Jonathan Sims: Maybe not
Jonathan Sims: Can I come over? I want to see
Jonathan Sims: We can listen to the three of them together
You: Can I come there instead? This place is giving me the creeps in the dark :P
Jonathan Sims: Yes, that’s fine
Jonathan Sims: I wanted to figure out what’s going on anyway
Jonathan Sims: We skipped one
You: What do you mean?
Jonathan Sims: Mine is 28
You: Oh
You: I got 27, I thought you had 26
You: You’re sure you didn’t get it?
Jonathan Sims: Are you?
Jonathan Sims: I would say it can’t very well have grown legs and walked away but I wouldn’t know if I were lying
You: This is the most ridiculous thing that’s ever happened to me.

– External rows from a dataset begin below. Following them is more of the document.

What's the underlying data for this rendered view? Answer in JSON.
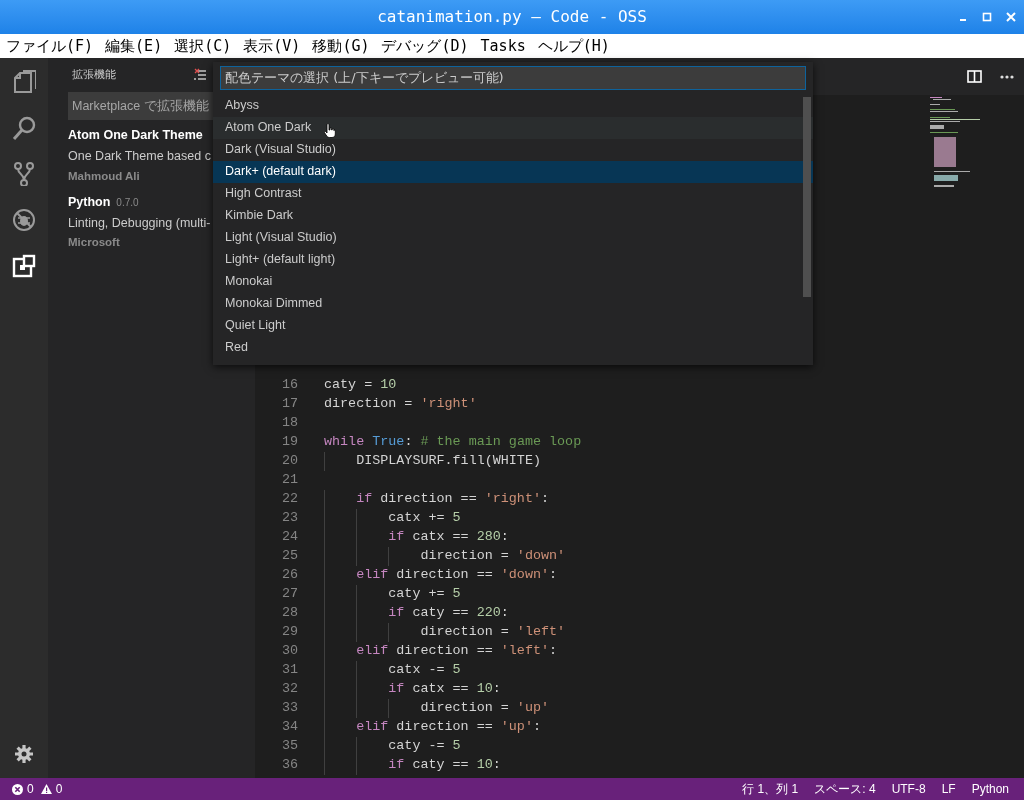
{
  "window": {
    "title": "catanimation.py — Code - OSS"
  },
  "menu": [
    "ファイル(F)",
    "編集(E)",
    "選択(C)",
    "表示(V)",
    "移動(G)",
    "デバッグ(D)",
    "Tasks",
    "ヘルプ(H)"
  ],
  "activity_bar": [
    {
      "kind": "files",
      "selected": false
    },
    {
      "kind": "search",
      "selected": false
    },
    {
      "kind": "git",
      "selected": false
    },
    {
      "kind": "debug",
      "selected": false
    },
    {
      "kind": "extensions",
      "selected": true
    }
  ],
  "sidebar": {
    "title": "拡張機能",
    "search": {
      "placeholder": "Marketplace で拡張機能"
    },
    "extensions": [
      {
        "name": "Atom One Dark Theme",
        "description": "One Dark Theme based c",
        "publisher": "Mahmoud Ali"
      },
      {
        "name": "Python",
        "version": "0.7.0",
        "description": "Linting, Debugging (multi-",
        "publisher": "Microsoft"
      }
    ]
  },
  "quick_pick": {
    "placeholder": "配色テーマの選択 (上/下キーでプレビュー可能)",
    "items": [
      {
        "label": "Abyss",
        "selected": false,
        "hovered": false
      },
      {
        "label": "Atom One Dark",
        "selected": false,
        "hovered": true
      },
      {
        "label": "Dark (Visual Studio)",
        "selected": false,
        "hovered": false
      },
      {
        "label": "Dark+ (default dark)",
        "selected": true,
        "hovered": false
      },
      {
        "label": "High Contrast",
        "selected": false,
        "hovered": false
      },
      {
        "label": "Kimbie Dark",
        "selected": false,
        "hovered": false
      },
      {
        "label": "Light (Visual Studio)",
        "selected": false,
        "hovered": false
      },
      {
        "label": "Light+ (default light)",
        "selected": false,
        "hovered": false
      },
      {
        "label": "Monokai",
        "selected": false,
        "hovered": false
      },
      {
        "label": "Monokai Dimmed",
        "selected": false,
        "hovered": false
      },
      {
        "label": "Quiet Light",
        "selected": false,
        "hovered": false
      },
      {
        "label": "Red",
        "selected": false,
        "hovered": false
      }
    ]
  },
  "editor": {
    "lines": [
      {
        "n": "16",
        "tokens": [
          {
            "kind": "plain",
            "text": "caty = "
          },
          {
            "kind": "num",
            "text": "10"
          }
        ]
      },
      {
        "n": "17",
        "tokens": [
          {
            "kind": "plain",
            "text": "direction = "
          },
          {
            "kind": "str",
            "text": "'right'"
          }
        ]
      },
      {
        "n": "18"
      },
      {
        "n": "19",
        "tokens": [
          {
            "kind": "kw",
            "text": "while"
          },
          {
            "kind": "const",
            "text": " True"
          },
          {
            "kind": "plain",
            "text": ":"
          },
          {
            "kind": "comment",
            "text": " # the main game loop"
          }
        ]
      },
      {
        "n": "20",
        "tokens": [
          {
            "kind": "plain",
            "text": "    DISPLAYSURF.fill(WHITE)"
          }
        ]
      },
      {
        "n": "21"
      },
      {
        "n": "22",
        "tokens": [
          {
            "kind": "kw",
            "text": "    if"
          },
          {
            "kind": "plain",
            "text": " direction == "
          },
          {
            "kind": "str",
            "text": "'right'"
          },
          {
            "kind": "plain",
            "text": ":"
          }
        ]
      },
      {
        "n": "23",
        "tokens": [
          {
            "kind": "plain",
            "text": "        catx += "
          },
          {
            "kind": "num",
            "text": "5"
          }
        ]
      },
      {
        "n": "24",
        "tokens": [
          {
            "kind": "kw",
            "text": "        if"
          },
          {
            "kind": "plain",
            "text": " catx == "
          },
          {
            "kind": "num",
            "text": "280"
          },
          {
            "kind": "plain",
            "text": ":"
          }
        ]
      },
      {
        "n": "25",
        "tokens": [
          {
            "kind": "plain",
            "text": "            direction = "
          },
          {
            "kind": "str",
            "text": "'down'"
          }
        ]
      },
      {
        "n": "26",
        "tokens": [
          {
            "kind": "kw",
            "text": "    elif"
          },
          {
            "kind": "plain",
            "text": " direction == "
          },
          {
            "kind": "str",
            "text": "'down'"
          },
          {
            "kind": "plain",
            "text": ":"
          }
        ]
      },
      {
        "n": "27",
        "tokens": [
          {
            "kind": "plain",
            "text": "        caty += "
          },
          {
            "kind": "num",
            "text": "5"
          }
        ]
      },
      {
        "n": "28",
        "tokens": [
          {
            "kind": "kw",
            "text": "        if"
          },
          {
            "kind": "plain",
            "text": " caty == "
          },
          {
            "kind": "num",
            "text": "220"
          },
          {
            "kind": "plain",
            "text": ":"
          }
        ]
      },
      {
        "n": "29",
        "tokens": [
          {
            "kind": "plain",
            "text": "            direction = "
          },
          {
            "kind": "str",
            "text": "'left'"
          }
        ]
      },
      {
        "n": "30",
        "tokens": [
          {
            "kind": "kw",
            "text": "    elif"
          },
          {
            "kind": "plain",
            "text": " direction == "
          },
          {
            "kind": "str",
            "text": "'left'"
          },
          {
            "kind": "plain",
            "text": ":"
          }
        ]
      },
      {
        "n": "31",
        "tokens": [
          {
            "kind": "plain",
            "text": "        catx -= "
          },
          {
            "kind": "num",
            "text": "5"
          }
        ]
      },
      {
        "n": "32",
        "tokens": [
          {
            "kind": "kw",
            "text": "        if"
          },
          {
            "kind": "plain",
            "text": " catx == "
          },
          {
            "kind": "num",
            "text": "10"
          },
          {
            "kind": "plain",
            "text": ":"
          }
        ]
      },
      {
        "n": "33",
        "tokens": [
          {
            "kind": "plain",
            "text": "            direction = "
          },
          {
            "kind": "str",
            "text": "'up'"
          }
        ]
      },
      {
        "n": "34",
        "tokens": [
          {
            "kind": "kw",
            "text": "    elif"
          },
          {
            "kind": "plain",
            "text": " direction == "
          },
          {
            "kind": "str",
            "text": "'up'"
          },
          {
            "kind": "plain",
            "text": ":"
          }
        ]
      },
      {
        "n": "35",
        "tokens": [
          {
            "kind": "plain",
            "text": "        caty -= "
          },
          {
            "kind": "num",
            "text": "5"
          }
        ]
      },
      {
        "n": "36",
        "tokens": [
          {
            "kind": "kw",
            "text": "        if"
          },
          {
            "kind": "plain",
            "text": " caty == "
          },
          {
            "kind": "num",
            "text": "10"
          },
          {
            "kind": "plain",
            "text": ":"
          }
        ]
      }
    ]
  },
  "status_bar": {
    "errors": "0",
    "warnings": "0",
    "items": [
      "行 1、列 1",
      "スペース: 4",
      "UTF-8",
      "LF",
      "Python"
    ]
  }
}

When Sasha got home, there was a cassette tape on the table in the entry.
She put down her work bag and looked around. She swallowed, hard. There was something uniquely scary about how unassuming it was, how it was only frightening in context. She picked it up, resisting the urge to look around for intruders, only strengthened by the constant intrusive sense she had of being watched.
It was #26, which was confusing until she realised that there was probably some wholly separate poor sod receiving the rest of them. The amount of suspension of disbelief this required was so huge she had to sit down for a second.
Jon or Martin, maybe. Here was to hoping they didn’t destroy the things in some fit of confusion. She rested a hand on her forehead. A Distortion. That wasn’t ominous at all.
Sasha didn’t even own a tape recorder. Who did? Even her parents had thrown theirs away when they moved. She clutched the tape in her hand, gripped with the idea that it would disappear just as easily as it had come, and called Tim.
“Me too,” he said helplessly, when she explained. She pushed down a burst of anger at the thought of him keeping the information from her, until he said, “Just a few minutes ago, I mean. Or, well, it’s probably been there longer, but that’s, um, that’s when I found it. Sasha, I don’t know what to do.”
“Listen to them,” she said gently. She was putting her shoes back on already. “I’m coming over, all right? Don’t do anything without me.”